Gegenwärtig gibt es im Einzugsgebiet der U-Bahn keinen Ort, an dem Elektroroller + ÖPNV die erste Wahl ist. Daran ändert auch die kostenlose Bereitstellung von E-Rollern nichts.

… daran ändert auch die kostenlose Bereitstellung der Mikromobilität nichts. Bleiben die anderen Umstände gleich, sinkt jedoch die Wahrscheinlichkeit, das Auto zu nehmen minimal. Foto: Michael McQueen, Portland State University

Erst die Kombination mehrerer Maßnahmen, einschließlich erhöhter Parkgebühren, kostenfreie E-Roller und eine Menge Werbung für Mikromobilität und ÖPNV bringen den erwünschten Effekt.

Dabei nicht aus den Augen lassen dürften jedoch Verkehrs- und Städteplaner, aber auch E-Roller-Vermieter, die Tatsache, dass derartige Maßnahmen auch der Entscheidung für das Fahrrad, Mitfahrgelegenheiten und Carsharing oder einem Spaziergang zugutekommen und dafür entsprechende Räume wie Fahrrad- und Gehwege oder Haltepunkte vorgesehen werden müssen.

Daraus folgt aber auch, dass sich Verkehrsexperten nicht auf die Elektromobilität versteifen dürften, um das Problem der ersten/letzten Kilometer zu lösen.

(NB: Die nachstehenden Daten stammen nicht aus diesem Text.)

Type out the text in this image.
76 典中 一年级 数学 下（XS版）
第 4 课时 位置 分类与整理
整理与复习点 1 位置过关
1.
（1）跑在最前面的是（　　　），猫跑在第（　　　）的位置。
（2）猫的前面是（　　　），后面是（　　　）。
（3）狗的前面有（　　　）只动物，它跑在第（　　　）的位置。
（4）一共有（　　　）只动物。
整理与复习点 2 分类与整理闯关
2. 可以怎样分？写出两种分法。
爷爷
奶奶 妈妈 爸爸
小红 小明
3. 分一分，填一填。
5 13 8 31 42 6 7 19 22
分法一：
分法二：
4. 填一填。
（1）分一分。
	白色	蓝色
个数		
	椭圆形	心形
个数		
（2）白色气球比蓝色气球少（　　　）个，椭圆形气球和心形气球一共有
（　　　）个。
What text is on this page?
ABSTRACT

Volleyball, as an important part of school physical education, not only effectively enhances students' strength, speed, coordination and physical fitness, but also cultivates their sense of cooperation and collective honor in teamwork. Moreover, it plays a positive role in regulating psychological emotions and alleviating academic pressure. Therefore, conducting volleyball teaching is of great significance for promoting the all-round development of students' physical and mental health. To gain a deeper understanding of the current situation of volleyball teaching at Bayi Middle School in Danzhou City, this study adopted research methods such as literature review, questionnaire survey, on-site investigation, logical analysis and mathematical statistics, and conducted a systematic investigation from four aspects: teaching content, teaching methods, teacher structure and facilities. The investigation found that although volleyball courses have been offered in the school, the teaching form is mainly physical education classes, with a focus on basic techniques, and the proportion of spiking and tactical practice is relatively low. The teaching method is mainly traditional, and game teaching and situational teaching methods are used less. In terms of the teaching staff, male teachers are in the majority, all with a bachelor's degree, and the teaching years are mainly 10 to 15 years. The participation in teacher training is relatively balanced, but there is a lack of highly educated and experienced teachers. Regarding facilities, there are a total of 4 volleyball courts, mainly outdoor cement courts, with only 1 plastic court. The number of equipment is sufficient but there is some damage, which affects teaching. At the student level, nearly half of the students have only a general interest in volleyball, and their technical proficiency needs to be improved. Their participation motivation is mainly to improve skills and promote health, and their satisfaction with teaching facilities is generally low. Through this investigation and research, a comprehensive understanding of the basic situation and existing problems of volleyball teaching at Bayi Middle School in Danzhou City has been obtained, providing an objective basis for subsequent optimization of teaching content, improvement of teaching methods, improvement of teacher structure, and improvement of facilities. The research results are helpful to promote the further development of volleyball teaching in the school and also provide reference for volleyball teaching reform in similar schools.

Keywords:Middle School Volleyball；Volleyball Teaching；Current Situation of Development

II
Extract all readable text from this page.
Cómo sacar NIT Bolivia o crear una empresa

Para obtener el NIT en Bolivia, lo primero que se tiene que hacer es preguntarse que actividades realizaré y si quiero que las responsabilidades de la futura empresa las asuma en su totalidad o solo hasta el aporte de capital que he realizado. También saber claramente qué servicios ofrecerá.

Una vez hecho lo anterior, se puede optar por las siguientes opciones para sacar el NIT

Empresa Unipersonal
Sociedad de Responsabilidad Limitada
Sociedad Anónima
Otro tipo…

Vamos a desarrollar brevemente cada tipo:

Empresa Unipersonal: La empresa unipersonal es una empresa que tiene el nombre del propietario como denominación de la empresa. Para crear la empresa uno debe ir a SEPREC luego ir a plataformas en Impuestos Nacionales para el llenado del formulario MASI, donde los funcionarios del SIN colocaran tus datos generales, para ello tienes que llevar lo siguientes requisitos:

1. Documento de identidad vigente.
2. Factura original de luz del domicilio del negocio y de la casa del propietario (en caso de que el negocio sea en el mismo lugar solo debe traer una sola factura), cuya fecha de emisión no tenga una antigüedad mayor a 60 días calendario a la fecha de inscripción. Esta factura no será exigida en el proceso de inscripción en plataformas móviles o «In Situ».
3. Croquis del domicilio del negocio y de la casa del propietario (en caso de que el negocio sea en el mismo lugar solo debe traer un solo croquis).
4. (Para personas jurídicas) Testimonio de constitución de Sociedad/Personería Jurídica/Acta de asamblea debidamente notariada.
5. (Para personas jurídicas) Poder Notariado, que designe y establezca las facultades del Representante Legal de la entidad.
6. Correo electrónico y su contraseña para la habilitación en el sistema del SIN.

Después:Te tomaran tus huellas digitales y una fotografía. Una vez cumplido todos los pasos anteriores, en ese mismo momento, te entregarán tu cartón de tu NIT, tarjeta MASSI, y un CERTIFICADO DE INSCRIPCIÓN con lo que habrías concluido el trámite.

Umfassende Maßnahmen einschließlich erhöhter Parkgebühren könnten E-Roller in Portland zum Transportmittel der Wahl machen. Zumindest in der Innenstadt. Foto: Michael McQueen, Portland State University

E-Roller ohne Mehrheit unter Studenten

Zum Zeitpunkt der Umfrage, bevor COVID-19 das öffentliche Leben ab März weitgehend einschränkte, hatten nur 6 Prozent der Befragten in den vorangegangenen sieben Tagen mindestens eine Fahrt mit dem E-Roller unternommen. Warum sie nicht häufiger die neue Mobilität nutzten, gaben die Studenten wie folgt an:

  • 52 Prozent haben noch nie zuvor versucht, einen E-Roller zu fahren.
  • 49 Prozent fühlen sich im Verkehr nicht wohl.
  • 45 Prozent wollen bei schlechtem Wetter nicht fahren.
  • 39 Prozent können sich nicht darauf verlassen, dass ein Elektroroller da ist, wenn sie ihn brauchen.
  • 35 Prozent können es sich nicht leisten, regelmäßig mit einem E-Roller zu fahren.
  • 21 Prozent fehlen genügend dedizierte Fahrspuren.

Dabei nannte ein signifikant größerer Anteil der Frauen als der Männer Unerfahrenheit mit Elektrorollern, Unwohlsein beim Fahren im Verkehr und schlechtes Wetter als Hindernisse. Darüber hinaus unterscheiden sich die Gruppen bezüglich dieser Kriterien nicht, weder anhand ihrer Herkunft noch anhand ihrer finanziellen Situation. Mit anderen Worten: E-Roller taugen für den Sonntagsausflug auf leeren Radwegen, aber nicht für das tägliche Pendeln.